In front of the class, he read from his notes, delivering his report on The Catcher Was a Spy by Nicholas Dawidoff. Isaac wanted his classmates to hear about Moe Berg and he wanted the words to sound almost like a story in a book:

— Moe Berg was born in 1902.

— As a kid, he gravitated toward baseball, maybe because it was a sport that had a lot of space and didn’t require him to be touched very often. It was a cerebral sport filled with dummies. He must have enjoyed inhabiting an imaginary world behind his catcher’s mask.

— Berg knew he was different early on. He thought it could be his Jewishness.

— But it was something else. As a baseball player at Princeton around 1920, he fell in love with languages.

— Some said he even knew Sanskrit – but that might have been an exaggeration. It was an established fact, however, that he knew at least a half a dozen languages.

— Somebody in the pros said: “He can speak seven languages, but he can’t hit in any of them.”

— Moe Berg’s nickname in the majors was “The Professor.” *He once starred as a contestant on a radio quiz show.

— He thrived as a catcher in the bullpen, where his only job was to warm up a pitcher every so often (and to give them pointers on how to get batters out).

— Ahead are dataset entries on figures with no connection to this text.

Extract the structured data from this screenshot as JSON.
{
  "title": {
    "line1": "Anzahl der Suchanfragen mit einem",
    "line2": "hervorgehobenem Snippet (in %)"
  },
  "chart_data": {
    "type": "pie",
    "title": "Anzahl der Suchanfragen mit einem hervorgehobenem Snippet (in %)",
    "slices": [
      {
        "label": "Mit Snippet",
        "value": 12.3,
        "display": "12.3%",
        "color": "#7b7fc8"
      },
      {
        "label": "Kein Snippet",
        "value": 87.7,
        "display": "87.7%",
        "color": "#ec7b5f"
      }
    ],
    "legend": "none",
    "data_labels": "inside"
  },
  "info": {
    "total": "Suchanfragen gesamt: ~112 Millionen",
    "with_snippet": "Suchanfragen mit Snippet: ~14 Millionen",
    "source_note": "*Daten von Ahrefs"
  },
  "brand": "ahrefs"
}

Then he would sit down in the bullpen and return to his newspaper, unfolding it again just so.

— He was good at catching knuckleballs when he felt like it.

— He “played” for Brooklyn, Chicago, Cleveland, and Washington.

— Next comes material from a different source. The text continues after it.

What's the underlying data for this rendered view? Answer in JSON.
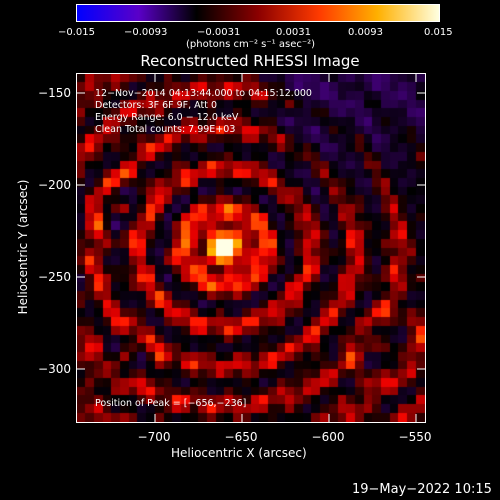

— Some of his teammates thought he was joking when he warned them not to touch his newspapers. He wasn’t joking. He picked up new papers every morning, hopefully in a different city, and he guarded them until he could disappear behind the unspoiled pages.

— According to Dawidoff, he tried to juggle raw eggs – but only once.

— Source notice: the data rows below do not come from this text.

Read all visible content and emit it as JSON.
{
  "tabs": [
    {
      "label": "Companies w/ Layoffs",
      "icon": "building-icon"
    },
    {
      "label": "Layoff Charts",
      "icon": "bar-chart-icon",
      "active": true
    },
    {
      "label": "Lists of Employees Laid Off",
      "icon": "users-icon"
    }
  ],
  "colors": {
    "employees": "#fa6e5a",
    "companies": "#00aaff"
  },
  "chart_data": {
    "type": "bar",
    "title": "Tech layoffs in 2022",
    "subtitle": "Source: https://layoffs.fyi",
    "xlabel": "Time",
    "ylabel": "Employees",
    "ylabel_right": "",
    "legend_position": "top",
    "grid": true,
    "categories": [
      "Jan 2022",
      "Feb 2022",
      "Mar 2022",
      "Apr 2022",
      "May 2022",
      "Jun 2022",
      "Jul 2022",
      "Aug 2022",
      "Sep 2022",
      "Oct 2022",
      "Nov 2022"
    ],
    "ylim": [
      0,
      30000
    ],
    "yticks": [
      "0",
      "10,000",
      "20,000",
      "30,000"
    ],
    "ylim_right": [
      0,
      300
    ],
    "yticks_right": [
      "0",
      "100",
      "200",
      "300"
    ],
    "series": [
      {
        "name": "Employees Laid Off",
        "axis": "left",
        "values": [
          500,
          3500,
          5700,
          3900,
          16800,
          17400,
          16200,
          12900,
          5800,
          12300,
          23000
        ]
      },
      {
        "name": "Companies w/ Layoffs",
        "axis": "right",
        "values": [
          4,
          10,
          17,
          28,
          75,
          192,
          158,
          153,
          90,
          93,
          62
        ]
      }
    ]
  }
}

— Moe Berg had a lifetime batting average of .243 with a grand total of 6 home runs.

— Near the end of his professional career, he traveled to Japan with a group of all-stars like Babe Ruth and Lou Gehrig to play exhibition baseball games. Only he didn’t plan on playing much in Japan — he was busy planning something else that was top secret.

— After baseball, he joined the war as a spy. He knew German, understood physics, and went around world with the O.S.S. He was seeking covert glory, partaking in espionage.

— He met Albert Einstein.

— Dawidoff wrote: “Potential was a red herring to plot a life of wandering curiosity.”

— After the war, Moe Berg just drifted. Learning and life started to become meaningless. It was as if there were no more books and newspapers – no more secret missions or exotic places – that felt new to him anymore. The only languages that were still speaking to him were filled with conspiracies.

— He was a vagabond, waiting for his obituary to be printed on paper that other hands would be touching and passing along with disregard for human decency, without any respect for theology and geometry.

— Moe Berg was a catcher and a spy, a genius who couldn’t be bothered when he was busy hiding behind things or pretending to be someone else.

— He died in 1972. *The end.

Isaac looked up, prepared to meet eye-to-eye with his classmates for a change. But almost all of them were looking down at their desks and fidgeting, either bored or lost in their own limited imaginations, uncomfortable. They hadn’t understood.

The teacher, Mrs. Fletcher, gave him a smile and seemed pleased. Isaac returned to his desk and looked at the library book he had left lying there. He wondered how many people before him had checked it out, how many of them had touched the pages with dirty hands, how many of them had struggled to make sense of the person and the world the words described. He wondered how many people could relate.

He put the book out of his mind for the moment. Isaac sat down with his head held high. He knew that he would always be able to use his imagination when he wanted to, but what he really wanted, now, was his own plot – like a satisfying illustration on graph paper marked by varying points of reference and connecting lines.

It was OK if other people didn’t understand. He would never be an Ass Burger again. It was a matter of common decency, a question of theology and geometry. His worldview had changed.


Lance Feyh lives and writes in the Ozarks, where he enjoys indoor plumbing. Lance is a graduate of the University of Missouri-Columbia. He is currently finishing a novel.